Of course, there’s also the fact that most of the folks who are doused with pepper spray happen to be black (that’s what a Civilian Review Board in New York City found)–an example of the secret advantage white folks have when dealing with the po-leece, as my anecdote above illustrated.

A number of organizations have published concerns about using CapStun to subdue non-compliant subjects, Amnesty International observed:

“Amnesty International is … concerned by the potential health risks caused by pepper spray particularly when used in large quantities, or in combination with other restraints which can inhibit breathing. Although pepper spray has been promoted as a safer and more effective alternative to mace or impact weapons, some research studies have found that it can be harmful to people with respiratory problems such as asthma, and heart disease.

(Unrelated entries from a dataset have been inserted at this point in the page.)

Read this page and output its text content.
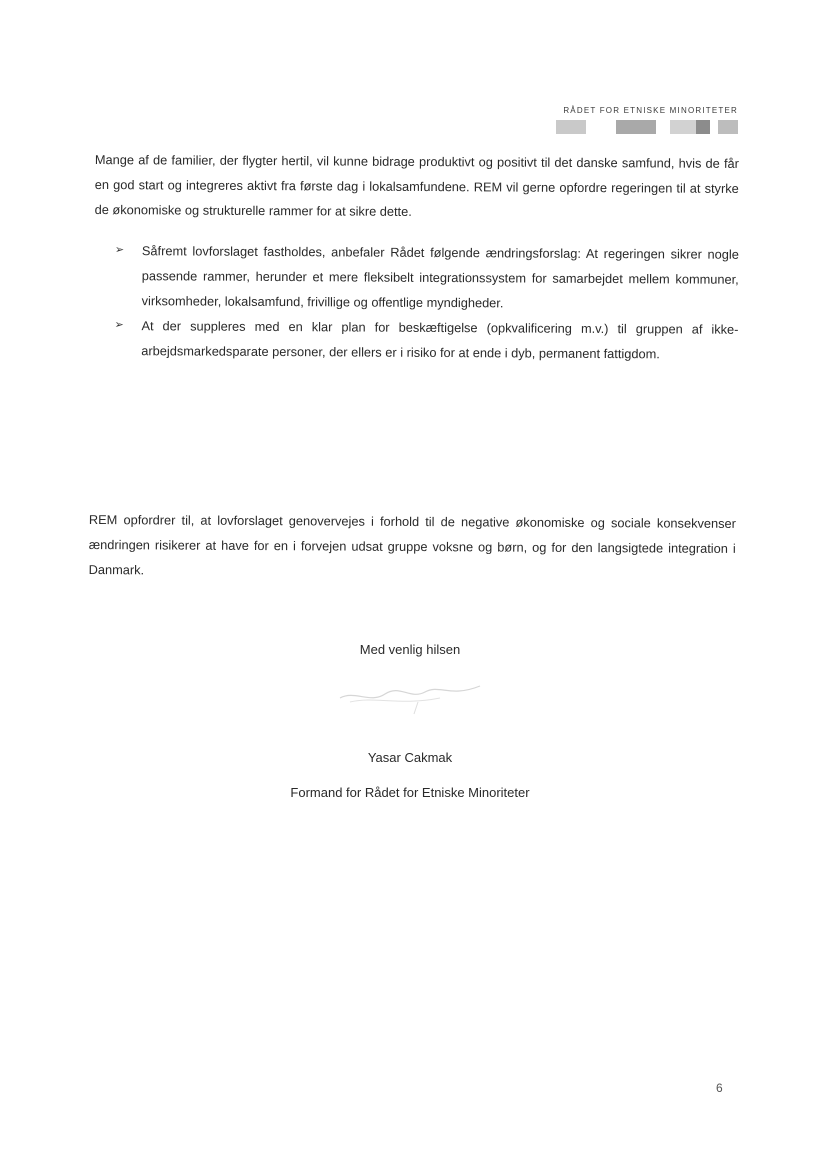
RÅDET FOR ETNISKE MINORITETER

Mange af de familier, der flygter hertil, vil kunne bidrage produktivt og positivt til det danske samfund, hvis de får en god start og integreres aktivt fra første dag i lokalsamfundene. REM vil gerne opfordre regeringen til at styrke de økonomiske og strukturelle rammer for at sikre dette.

➢ Såfremt lovforslaget fastholdes, anbefaler Rådet følgende ændringsforslag: At regeringen sikrer nogle passende rammer, herunder et mere fleksibelt integrationssystem for samarbejdet mellem kommuner, virksomheder, lokalsamfund, frivillige og offentlige myndigheder.
➢ At der suppleres med en klar plan for beskæftigelse (opkvalificering m.v.) til gruppen af ikke-arbejdsmarkedsparate personer, der ellers er i risiko for at ende i dyb, permanent fattigdom.

REM opfordrer til, at lovforslaget genovervejes i forhold til de negative økonomiske og sociale konsekvenser ændringen risikerer at have for en i forvejen udsat gruppe voksne og børn, og for den langsigtede integration i Danmark.

Med venlig hilsen

Yasar Cakmak

Formand for Rådet for Etniske Minoriteter

6
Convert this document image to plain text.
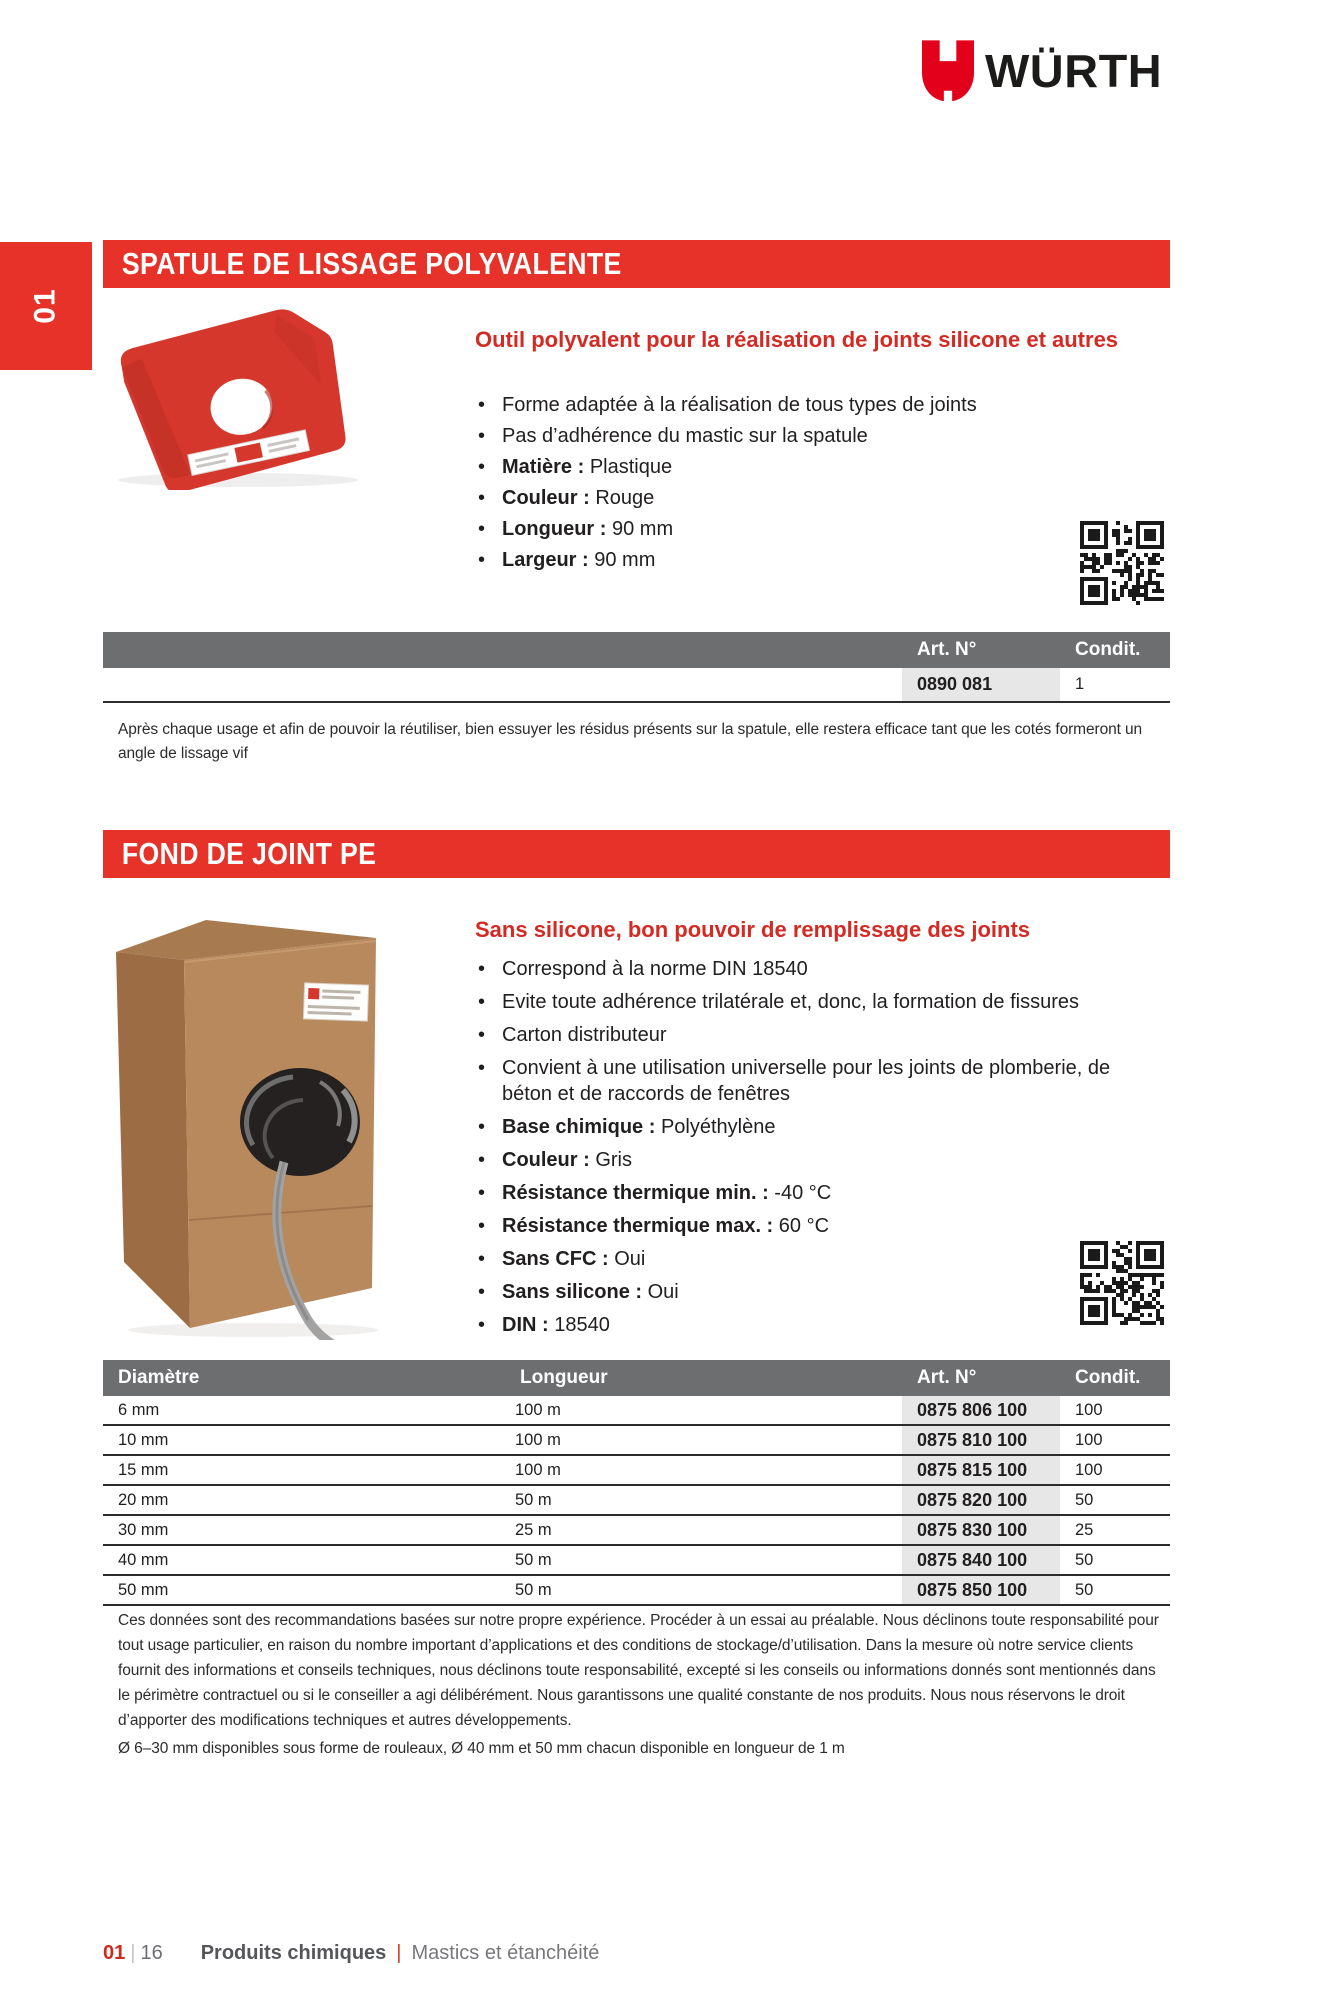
WÜRTH
01
SPATULE DE LISSAGE POLYVALENTE
Outil polyvalent pour la réalisation de joints silicone et autres
• Forme adaptée à la réalisation de tous types de joints
• Pas d’adhérence du mastic sur la spatule
• Matière : Plastique
• Couleur : Rouge
• Longueur : 90 mm
• Largeur : 90 mm
Art. N°	Condit.
0890 081	1
Après chaque usage et afin de pouvoir la réutiliser, bien essuyer les résidus présents sur la spatule, elle restera efficace tant que les cotés formeront un angle de lissage vif
FOND DE JOINT PE
Sans silicone, bon pouvoir de remplissage des joints
• Correspond à la norme DIN 18540
• Evite toute adhérence trilatérale et, donc, la formation de fissures
• Carton distributeur
• Convient à une utilisation universelle pour les joints de plomberie, de béton et de raccords de fenêtres
• Base chimique : Polyéthylène
• Couleur : Gris
• Résistance thermique min. : -40 °C
• Résistance thermique max. : 60 °C
• Sans CFC : Oui
• Sans silicone : Oui
• DIN : 18540
Diamètre	Longueur	Art. N°	Condit.
6 mm	100 m	0875 806 100	100
10 mm	100 m	0875 810 100	100
15 mm	100 m	0875 815 100	100
20 mm	50 m	0875 820 100	50
30 mm	25 m	0875 830 100	25
40 mm	50 m	0875 840 100	50
50 mm	50 m	0875 850 100	50
Ces données sont des recommandations basées sur notre propre expérience. Procéder à un essai au préalable. Nous déclinons toute responsabilité pour tout usage particulier, en raison du nombre important d’applications et des conditions de stockage/d’utilisation. Dans la mesure où notre service clients fournit des informations et conseils techniques, nous déclinons toute responsabilité, excepté si les conseils ou informations donnés sont mentionnés dans le périmètre contractuel ou si le conseiller a agi délibérément. Nous garantissons une qualité constante de nos produits. Nous nous réservons le droit d’apporter des modifications techniques et autres développements.
Ø 6–30 mm disponibles sous forme de rouleaux, Ø 40 mm et 50 mm chacun disponible en longueur de 1 m
01 | 16 Produits chimiques | Mastics et étanchéité
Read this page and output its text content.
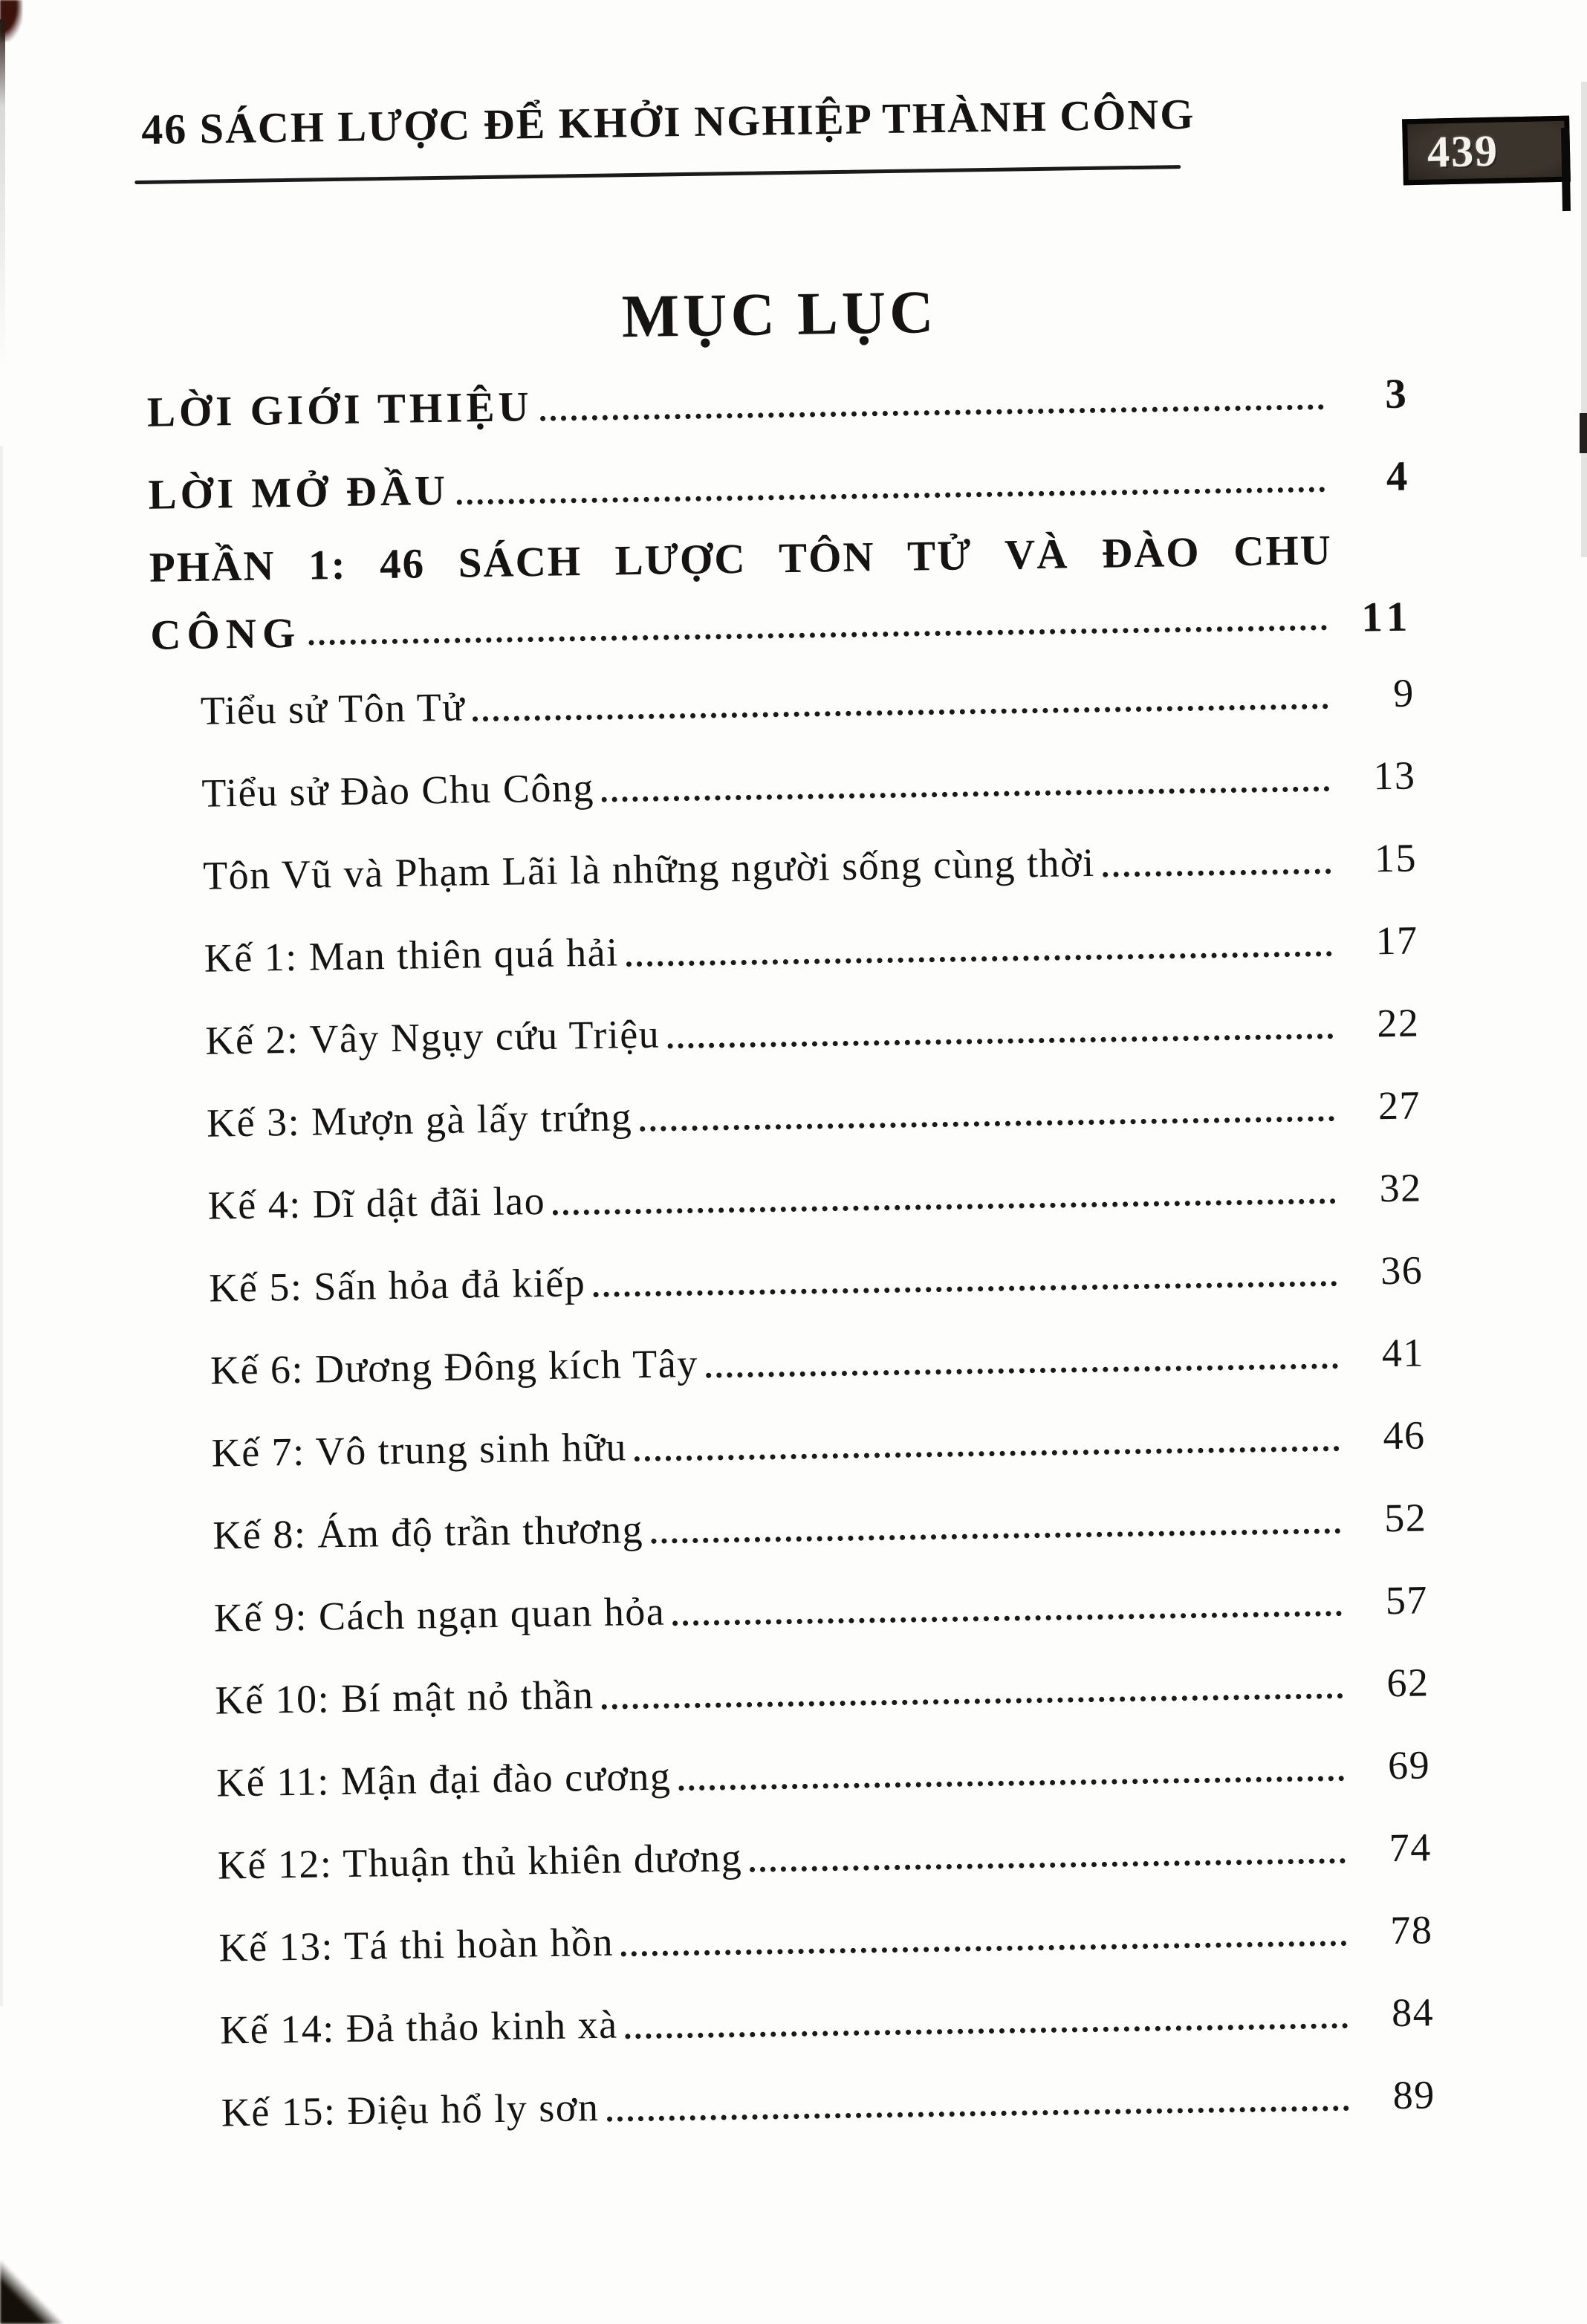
46 SÁCH LƯỢC ĐỂ KHỞI NGHIỆP THÀNH CÔNG
MỤC LỤC
LỜI GIỚI THIỆU	3
LỜI MỞ ĐẦU	4
PHẦN 1: 46 SÁCH LƯỢC TÔN TỬ VÀ ĐÀO CHU
CÔNG	11
Tiểu sử Tôn Tử	9
Tiểu sử Đào Chu Công	13
Tôn Vũ và Phạm Lãi là những người sống cùng thời	15
Kế 1: Man thiên quá hải	17
Kế 2: Vây Ngụy cứu Triệu	22
Kế 3: Mượn gà lấy trứng	27
Kế 4: Dĩ dật đãi lao	32
Kế 5: Sấn hỏa đả kiếp	36
Kế 6: Dương Đông kích Tây	41
Kế 7: Vô trung sinh hữu	46
Kế 8: Ám độ trần thương	52
Kế 9: Cách ngạn quan hỏa	57
Kế 10: Bí mật nỏ thần	62
Kế 11: Mận đại đào cương	69
Kế 12: Thuận thủ khiên dương	74
Kế 13: Tá thi hoàn hồn	78
Kế 14: Đả thảo kinh xà	84
Kế 15: Điệu hổ ly sơn	89
439
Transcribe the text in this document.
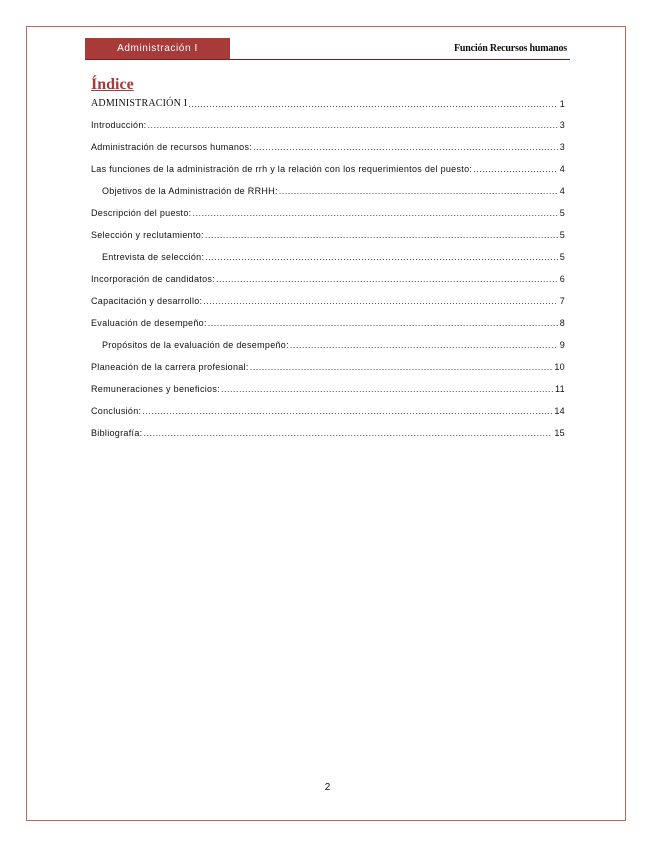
Administración I	Función Recursos humanos
Índice
ADMINISTRACIÓN I .....	1
Introducción: .....	3
Administración de recursos humanos: .....	3
Las funciones de la administración de rrh y la relación con los requerimientos del puesto: .....	4
Objetivos de la Administración de RRHH: .....	4
Descripción del puesto: .....	5
Selección y reclutamiento: .....	5
Entrevista de selección: .....	5
Incorporación de candidatos: .....	6
Capacitación y desarrollo: .....	7
Evaluación de desempeño: .....	8
Propósitos de la evaluación de desempeño: .....	9
Planeación de la carrera profesional: .....	10
Remuneraciones y beneficios: .....	11
Conclusión: .....	14
Bibliografía: .....	15
2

“Studies have also warned that pepper spray may not be effective against subjects who are extremely agitated or under the influence of drugs, possibly leading to over-use of the spray to dangerous levels” (www.aph.gov.au/library/pubs/rn/2001-02/02rn19.htm, web.amnesty.org/library/index/engamr511392004).

Trone’s intuition and the facts were dead nuts. “If those police get a hold of you, they’ll kill you,” he told his mother. And sure enough, they did. In the gobbledy-gook world of police psychobabble there is this recently identified malady called “excited delirium,” where the often soon-to-be-dead mofo struggles with arresting officers, displaying “superhuman” strength, usually after having done drugs and been sprayed with OC. Call it what you will–sounds like a death struggle to me. It has gotten so bad that many police agencies are taking another look at both Tazers and OC, as they should. Some countries ban both items because of a lack of or incorrect data. Not in Raleigh, where cops continue to spray the stuff around like foo-foo water.

I called Jim Sughrue, spokesperson for the Raleigh Police Department, who left a message that there was “no change in RPD policy” over the use of OC. As for burying the detainee in 700 or so pounds of cop, there is no policy in RPD’s own procedural manual–apparently leaving take-down techniques up to the officers, with disastrous consequences, as we’ve seen.

Because the fact remains: Batrone Hedgepeth was very much alive until the police showed up.